A pin is a situation in the game of chess wherein a piece must remain in its current position to prevent the capture of a more powerful piece behind it. This type of force is most effective when the pinned piece is protecting a king, an absolute pin.
For example, see the position to the right. Black's king resides on its starting square, e8. A Black knight on e6. White has played rook to e1, threatening to take the knight. This prevents Black from bringing his knight further into play, by pinning it to the king. Moving it would be an illegal move.
Pinning, as can be seen from the diagram, can be put to good use removing a piece (usually defending) as a factor in the game, until the piece behind it has been moved, generally the king.

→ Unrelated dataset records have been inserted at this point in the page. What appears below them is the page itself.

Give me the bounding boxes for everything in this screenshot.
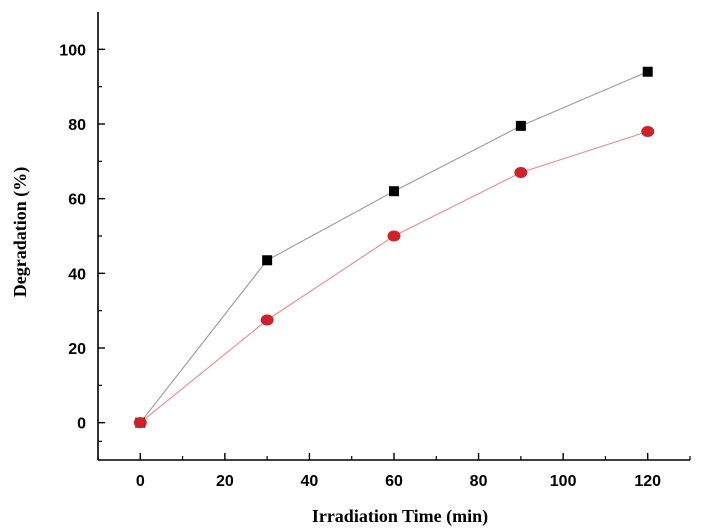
x-axis-title: Irradiation Time (min) [312,506,488,527]
series-1 [135,66,653,428]
y-tick-label: 0 [77,416,86,433]
series-1-point [642,66,653,77]
y-tick-label: 80 [68,117,86,134]
series-2-point [514,167,528,179]
x-tick-label: 120 [634,473,661,490]
series-2-point [260,314,274,326]
y-axis-ticks: 0 20 40 60 80 100 [59,42,105,442]
x-tick-label: 0 [136,473,145,490]
y-tick-label: 100 [59,42,86,59]
y-tick-label: 20 [68,341,86,358]
y-tick-label: 40 [68,266,86,283]
series-1-line [139,71,648,424]
series-1-point [262,255,273,266]
series-2-point [133,417,147,429]
x-axis-ticks: 0 20 40 60 80 100 120 [97,453,691,490]
x-tick-label: 60 [385,473,403,490]
series-2 [133,125,655,429]
x-tick-label: 40 [301,473,319,490]
series-2-point [387,230,401,242]
series-layer [133,66,655,429]
series-2-point [641,125,655,137]
x-tick-label: 100 [550,473,577,490]
y-axis-title: Degradation (%) [10,167,31,297]
x-tick-label: 80 [470,473,488,490]
series-1-point [389,186,399,197]
series-1-point [515,120,526,131]
series-2-line [139,130,648,424]
x-tick-label: 20 [216,473,234,490]
y-tick-label: 60 [68,192,86,209]
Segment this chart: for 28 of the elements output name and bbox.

So, the pawn on g5 having previously been defended by black's Knight is now undefended, as the Knight could no longer retake without breaking the rules of the game.

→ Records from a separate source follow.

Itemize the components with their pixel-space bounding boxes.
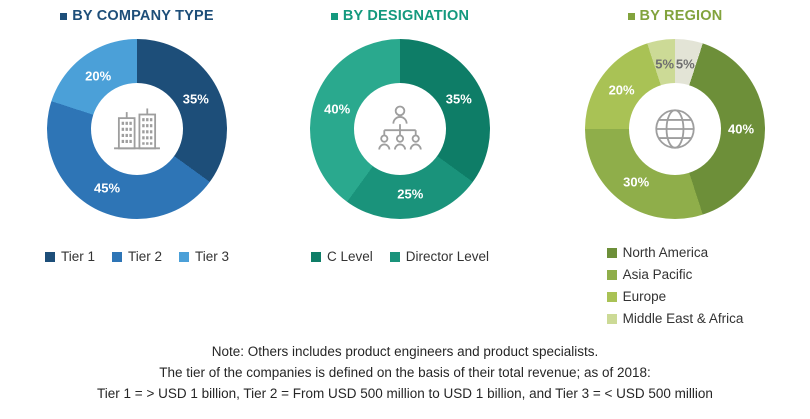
designation-chart: BY DESIGNATION (280, 8, 520, 264)
slice-label: 35% (182, 91, 209, 107)
donut-hole (629, 83, 721, 175)
legend-swatch (44, 251, 55, 262)
slice-label: 25% (397, 186, 424, 202)
designation-title: BY DESIGNATION (280, 8, 520, 24)
note-line-2: The tier of the companies is defined on … (159, 365, 651, 380)
legend-label: Europe (622, 289, 667, 304)
region-donut: 5% 40% 30% 20% 5% (585, 39, 765, 219)
region-title: BY REGION (555, 8, 795, 24)
designation-legend: C Level Director Level (280, 249, 520, 264)
title-bullet (60, 12, 68, 20)
legend-swatch (606, 291, 617, 302)
legend-swatch (606, 269, 617, 280)
legend-item: Asia Pacific (606, 267, 744, 282)
company-type-donut: 35% 45% 20% (47, 39, 227, 219)
region-legend: North America Asia Pacific Europe Middle Ea… (606, 245, 744, 326)
legend-label: Tier 1 (60, 249, 95, 264)
buildings-icon (114, 108, 160, 150)
slice-label: 30% (623, 174, 650, 190)
designation-donut: 35% 25% 40% (310, 39, 490, 219)
legend-label: Middle East & Africa (622, 311, 744, 326)
legend-item: Middle East & Africa (606, 311, 744, 326)
donut-hole (91, 83, 183, 175)
legend-item: North America (606, 245, 744, 260)
chart-title-text: BY REGION (639, 8, 723, 24)
legend-label: Tier 3 (195, 249, 230, 264)
legend-item: Director Level (389, 249, 490, 264)
slice-label: 40% (727, 121, 755, 137)
org-chart-icon (378, 105, 422, 150)
slice-label: 20% (85, 68, 112, 84)
slice-label: 35% (445, 91, 472, 107)
note-line-1: Note: Others includes product engineers … (211, 344, 599, 359)
slice-label: 40% (324, 101, 351, 117)
chart-title-text: BY DESIGNATION (342, 8, 470, 24)
slice-label: 5% (655, 56, 675, 72)
donut-hole (354, 83, 446, 175)
footnotes: Note: Others includes product engineers … (0, 341, 810, 404)
legend-label: C Level (326, 249, 373, 264)
note-line-3: Tier 1 = > USD 1 billion, Tier 2 = From … (97, 386, 713, 401)
slice-label: 45% (93, 180, 121, 196)
company-type-legend: Tier 1 Tier 2 Tier 3 (17, 249, 257, 264)
region-chart: BY REGION 5% 40% 30% 20% 5% North America Asi… (555, 8, 795, 326)
legend-swatch (606, 313, 617, 324)
legend-label: Asia Pacific (622, 267, 693, 282)
legend-item: Tier 1 (44, 249, 95, 264)
company-type-chart: BY COMPANY TYPE (17, 8, 257, 264)
chart-title-text: BY COMPANY TYPE (72, 8, 214, 24)
legend-swatch (310, 251, 321, 262)
company-type-title: BY COMPANY TYPE (17, 8, 257, 24)
title-bullet (627, 12, 635, 20)
legend-item: Europe (606, 289, 744, 304)
legend-swatch (606, 247, 617, 258)
title-bullet (330, 12, 338, 20)
legend-swatch (111, 251, 122, 262)
legend-item: Tier 2 (111, 249, 162, 264)
legend-swatch (179, 251, 189, 262)
legend-item: C Level (310, 249, 373, 264)
legend-item: Tier 3 (179, 249, 229, 264)
slice-label: 20% (608, 82, 635, 98)
legend-label: Director Level (405, 249, 490, 264)
slice-label: 5% (675, 56, 695, 72)
legend-swatch (389, 251, 400, 262)
legend-label: North America (622, 245, 709, 260)
globe-icon (655, 109, 695, 149)
legend-label: Tier 2 (127, 249, 162, 264)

Note however that relative pins, in which the piece behind the pinned piece is not the king, must be considered carefully for tactical soundness. As it remains legal for the pinned piece to move, although at material cost, in some cases a surprise sacrifice is possible that can completely turn the tables on the player who relied on the pin. The Legal sacrifice is a famous example of such a pin-breaking maneuver.
Only queens, rooks, and bishops can pin a piece, due to the knight's ability to move over other pieces. Pawns and kings cannot simply because they can't move far enough that they would be able to threaten a piece more than one square away.